WestJet Airlines plans to begin removing all seatback television monitors in its aircraft starting next year as it adds a new entertainment system that will allow passengers to access TV, movies and the Internet with their electronic devices while in the air.
The Panasonic satellite system will be installed on one aircraft later this year for testing and be expanded over the next few years as it replaces seats with slimline alternatives and installs USB and power outlets.
Passengers not travelling with their own device will be able to rent one to access a mix of free and paid content.
WestJet (TSX:WJA) currently offers live television on its flights and says the new system will offer more options and enable passengers, especially business travellers, to use their time in the air more productively.
The Calgary-based airline said 75 per cent of its passengers carry their own electronic devices and have indicated they want to be able to connect to the Internet mid-flight to check on email and do work.
“We’ve had the seatback televisions for a long time; it’s time for us to start looking forward at being a little more proactive with our technology for our guests,” spokeswoman Brie Ogle said in an interview.
WestJet said Friday that it hasn’t yet determined the fees it expects to charge, but the move will generate additional non-fare revenue for the airline.
In addition to improving the in-flight experience, airlines are looking at every opportunity to increase revenue.
WestJete currently generates $8 to 10 per passenger in ancillary revenue, well short of other North American carriers where the average is at least $20, said Walter Spracklin of RBC Capital Markets.
The analyst said the new WiFi system could boost per passenger revenues by $5, adding $30 million in annual pre-tax operating earnings (EBITDAR) depending on the system’s costs.
It will also enhance the carrier’s new Plus offering and tiered pricing strategy, he wrote in a report.
Air Canada (TSX:AC.B) said it has been testing an in-flight WiFi on a limited basis for some time but hasn’t yet made a final decision.
“It is a significant investment, so we want to be sure to do this right,” spokeswoman Isabelle Arthur wrote in an email, adding there is no timeline to rollout a new system.
She said on-board WiFi equipment is getting lighter and better all the time but the airline has to consider whether a ground-based or satellite-based system would be best on long, international flights over water.

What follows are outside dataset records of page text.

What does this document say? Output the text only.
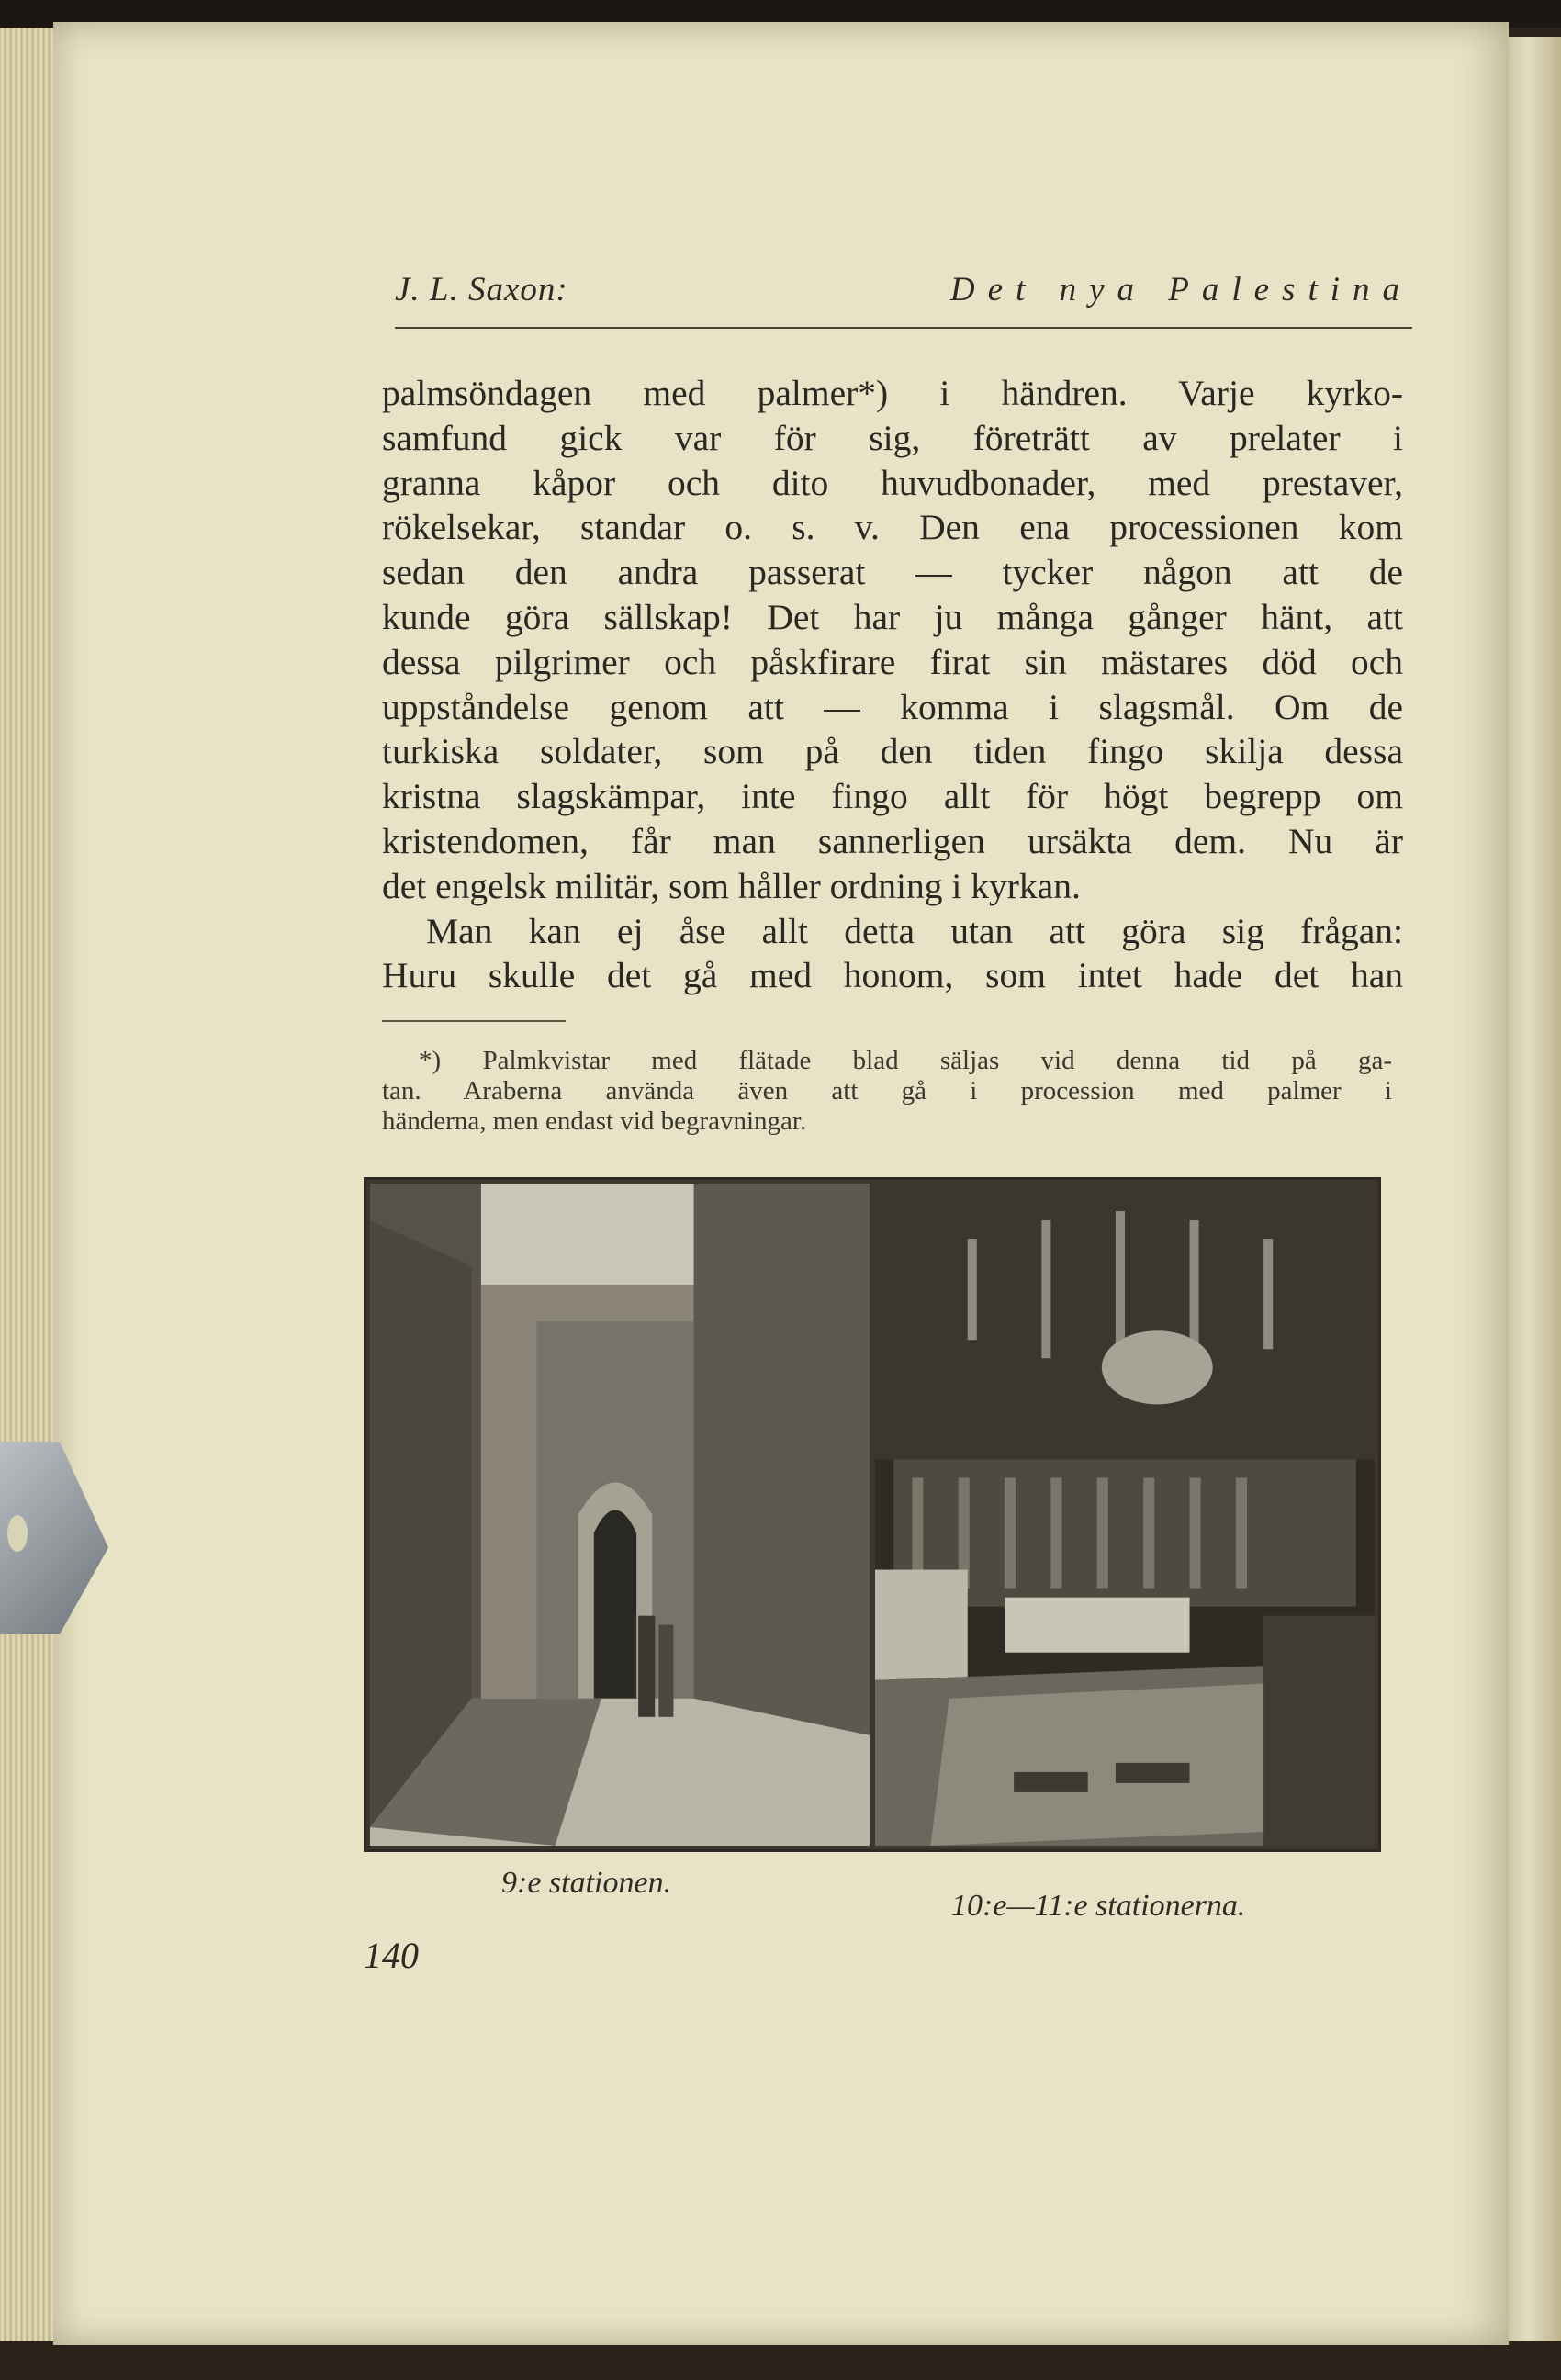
J. L. Saxon:	Det nya Palestina
palmsöndagen med palmer*) i händren. Varje kyrko-
samfund gick var för sig, företrätt av prelater i
granna kåpor och dito huvudbonader, med prestaver,
rökelsekar, standar o. s. v. Den ena processionen kom
sedan den andra passerat — tycker någon att de
kunde göra sällskap! Det har ju många gånger hänt, att
dessa pilgrimer och påskfirare firat sin mästares död och
uppståndelse genom att — komma i slagsmål. Om de
turkiska soldater, som på den tiden fingo skilja dessa
kristna slagskämpar, inte fingo allt för högt begrepp om
kristendomen, får man sannerligen ursäkta dem. Nu är
det engelsk militär, som håller ordning i kyrkan.
Man kan ej åse allt detta utan att göra sig frågan:
Huru skulle det gå med honom, som intet hade det han
*) Palmkvistar med flätade blad säljas vid denna tid på ga-
tan. Araberna använda även att gå i procession med palmer i
händerna, men endast vid begravningar.
9:e stationen.
10:e—11:e stationerna.
140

While Air Canada has learned a lot about Internet usage from the trial effort, the technology is changing so rapidly that it has not committed to any system, she added.
In the interim, the country’s largest airline has invested in upgrading its entertainment system because of its importance to customers.
Passengers on Air Canada Rouge, meanwhile, can already access a catalogue of movies and entertainment to play on their laptops and Apple devices and some units can be rented onboard.
However, the service isn’t yet available for Android devices and it isn’t a WiFi service, so it does not provide access to the Internet or live programming, the airline says.
Meanwhile, Air Transat said its A330 redesigned planes have since 2012 offered free programmed entertainment including movies, TV and musical variety programming. Transat A.T. (TSX:TRZ.B) wouldn’t say if it was considering a WiFi-based system for the future.